The ranks of new Ph.D.'s and adjuncts these days are mainly composed of people from below the upper-middle class: people who believe from infancy that more education equals more opportunity. They see the professions as a path to security and status.

Again and again, the people who wrote to me said things like "Nobody told me" and "Now what do I do?" "Everybody keeps saying my doctorate gives me all kinds of transferable skills, but I can't get a second interview, even outside of academe." "What's wrong with me?"

Well, the job markets sees a few things wrong with the typical Ph.D. student compared to someone who has similar levels of IQ, openness and conscientiousness but managed to avoid getting sidetracked in graduate school.

1. They are signaling that they are not the type of person who wants to deal with the real world outside of the bubble of academia.

2. For graduate students in technical fields, they are demonstrating that they prefer prestige status over monetary opportunities. There is also the potential for status clashes with superiors in the workplace.

3. In younger Ph.D. students, the Ph.D. track is often chosen because no other track was readily apparent.  Choosing this track only to go into the workforce later on suggests that they don't really think about how the world works beyond one or two steps.

4. They spent all of their time learning how to become a professor, gave up on that, and are now competing with peers who have put the time into figuring out how to create value in the market. 

The Ph.D. drop out is much better positioned than the student who delays entering the real world by finishing their thesis. However, there are some positions such as in biochemistry where in order to have influence in the real world an advanced degree is more beneficial than harmful.

Tyler Cowen has some additional thoughts on why people get Ph.D's in the humanities.

2 responses
I'd say #2 is not very accurate even for fields outside of biochemistry. The street cred from a PhD in some computational/tech-fields and in some sciences (materials, chemistry) is very worth it. Certain PhDs are also viewed as strong signals for mathematical competence. I don't know how oil/aerospace companies view PhDs (in earth sciences, etc), but I suspect its not nearly as bad as you think it is.

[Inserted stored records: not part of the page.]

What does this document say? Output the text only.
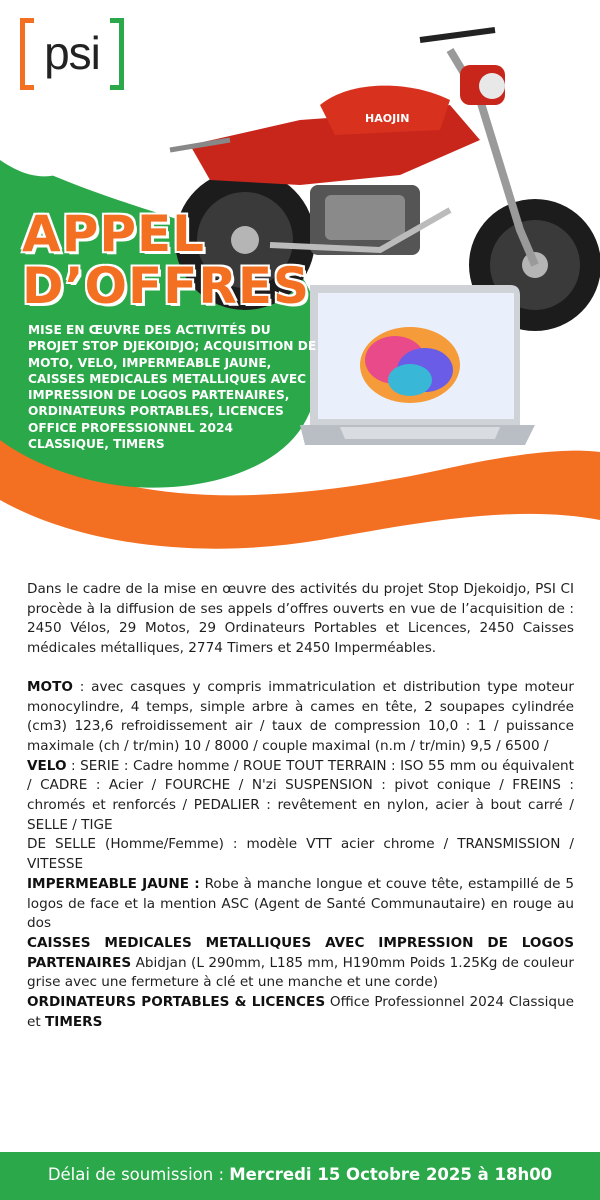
HAOJIN
psi
APPEL
D’OFFRES
MISE EN ŒUVRE DES ACTIVITÉS DU PROJET STOP DJEKOIDJO; ACQUISITION DE MOTO, VELO, IMPERMEABLE JAUNE, CAISSES MEDICALES METALLIQUES AVEC IMPRESSION DE LOGOS PARTENAIRES, ORDINATEURS PORTABLES, LICENCES OFFICE PROFESSIONNEL 2024 CLASSIQUE, TIMERS

Dans le cadre de la mise en œuvre des activités du projet Stop Djekoidjo, PSI CI procède à la diffusion de ses appels d’offres ouverts en vue de l’acquisition de : 2450 Vélos, 29 Motos, 29 Ordinateurs Portables et Licences, 2450 Caisses médicales métalliques, 2774 Timers et 2450 Imperméables.

MOTO : avec casques y compris immatriculation et distribution type moteur monocylindre, 4 temps, simple arbre à cames en tête, 2 soupapes cylindrée (cm3) 123,6 refroidissement air / taux de compression 10,0 : 1 / puissance maximale (ch / tr/min) 10 / 8000 / couple maximal (n.m / tr/min) 9,5 / 6500 /

VELO : SERIE : Cadre homme / ROUE TOUT TERRAIN : ISO 55 mm ou équivalent / CADRE : Acier / FOURCHE / N'zi SUSPENSION : pivot conique / FREINS : chromés et renforcés / PEDALIER : revêtement en nylon, acier à bout carré / SELLE / TIGE

DE SELLE (Homme/Femme) : modèle VTT acier chrome / TRANSMISSION / VITESSE

IMPERMEABLE JAUNE : Robe à manche longue et couve tête, estampillé de 5 logos de face et la mention ASC (Agent de Santé Communautaire) en rouge au dos

CAISSES MEDICALES METALLIQUES AVEC IMPRESSION DE LOGOS PARTENAIRES Abidjan (L 290mm, L185 mm, H190mm Poids 1.25Kg de couleur grise avec une fermeture à clé et une manche et une corde)

ORDINATEURS PORTABLES & LICENCES Office Professionnel 2024 Classique et TIMERS

Délai de soumission : Mercredi 15 Octobre 2025 à 18h00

With that said, I do think humanities PhD's are relatively worthless from a commercial standpoint and should only be undertaken if you truly love the field. But in my experience, provided you study something of commercial relevance, technical/scientific PhD's can actually be a career booster.

The typical PhD from a top school is impressive, but so is someone who got into a top school's program and decided not to go. 7 years later, the guy who didn't go is going to be more impressive than 95% of the PhD students looking for work on the job market. Getting a PhD in a technical field like CS also cuts off the rightward skew of being part of a succesful start up. They are stuck doing a supposedly low risk activity (low risk to their status at least, higher risk to their careers) at a time period when they should be taking the most risk with their career.

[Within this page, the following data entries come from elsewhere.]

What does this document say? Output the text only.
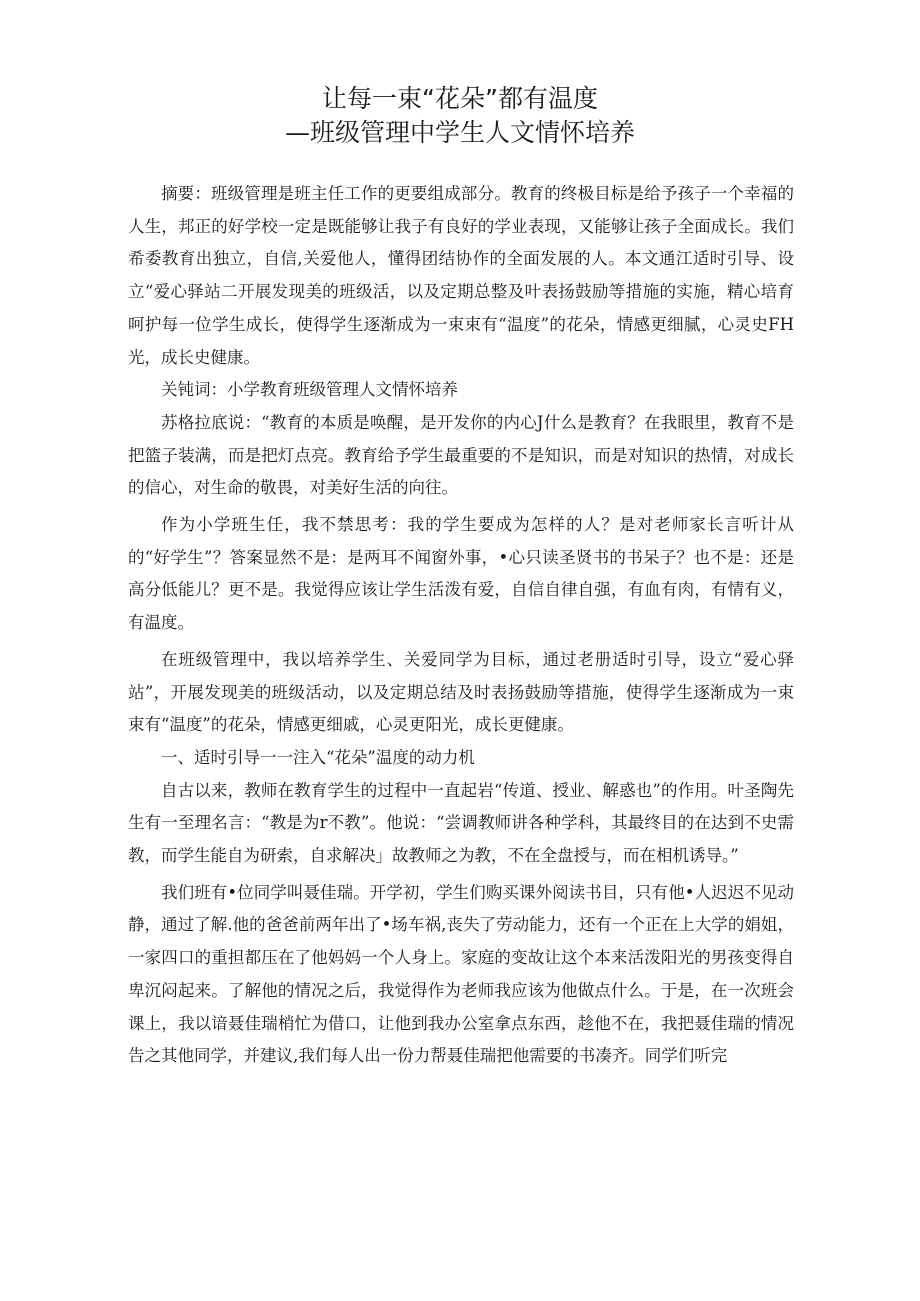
让每一束“花朵”都有温度
—班级管理中学生人文情怀培养

摘要：班级管理是班主任工作的更要组成部分。教育的终极目标是给予孩子一个幸福的人生，邦正的好学校一定是既能够让我子有良好的学业表现，又能够让孩子全面成长。我们希委教育出独立，自信,关爱他人，懂得团结协作的全面发展的人。本文通江适时引导、设立“爱心驿站二开展发现美的班级活，以及定期总整及叶表扬鼓励等措施的实施，精心培育呵护每一位学生成长，使得学生逐渐成为一束束有“温度”的花朵，情感更细腻，心灵史FH光，成长史健康。

关钝词：小学教育班级管理人文情怀培养

苏格拉底说：“教育的本质是唤醒，是开发你的内心J什么是教育？在我眼里，教育不是把篮子装满，而是把灯点亮。教育给予学生最重要的不是知识，而是对知识的热情，对成长的信心，对生命的敬畏，对美好生活的向往。

作为小学班生任，我不禁思考：我的学生要成为怎样的人？是对老师家长言听计从的“好学生”？答案显然不是：是两耳不闻窗外事，•心只读圣贤书的书呆子？也不是：还是高分低能儿？更不是。我觉得应该让学生活泼有爱，自信自律自强，有血有肉，有情有义，有温度。

在班级管理中，我以培养学生、关爱同学为目标，通过老册适时引导，设立“爱心驿站”，开展发现美的班级活动，以及定期总结及时表扬鼓励等措施，使得学生逐渐成为一束束有“温度”的花朵，情感更细戚，心灵更阳光，成长更健康。

一、适时引导一一注入“花朵”温度的动力机

自古以来，教师在教育学生的过程中一直起岩“传道、授业、解惑也”的作用。叶圣陶先生有一至理名言：“教是为r不教”。他说：“尝调教师讲各种学科，其最终目的在达到不史需教，而学生能自为研索，自求解决」故教师之为教，不在全盘授与，而在相机诱导。”

我们班有•位同学叫聂佳瑞。开学初，学生们购买课外阅读书目，只有他•人迟迟不见动静，通过了解.他的爸爸前两年出了•场车祸,丧失了劳动能力，还有一个正在上大学的娟姐，一家四口的重担都压在了他妈妈一个人身上。家庭的变故让这个本来活泼阳光的男孩变得自卑沉闷起来。了解他的情况之后，我觉得作为老师我应该为他做点什么。于是，在一次班会课上，我以谙聂佳瑞梢忙为借口，让他到我办公室拿点东西，趁他不在，我把聂佳瑞的情况告之其他同学，并建议,我们每人出一份力帮聂佳瑞把他需要的书凑齐。同学们听完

Sure, there are some types of research that can actually work for PhD majors looking to get on the job market later (as you mentioned petroleum engineering is a good example where the PhDs will likely be in high demand), but that is the exception and not the rule.

For the rule, look at Wall Street where the PhD quants are sent to fiddle with their equations until it gives them the answer that guys who entered the industry right out of college want.

Unless the industry requires a PhD for the worker to have an impact it is probably a bad idea. At the very least, most of the people getting their technical PhD's who plan on going into industry should understand that unless their current research is ground breaking then dropping out with just their Masters is probably their dominant strategy. They get the bump up in school name recognition if they needed it and can be productive for 3 to 5 more years of their life.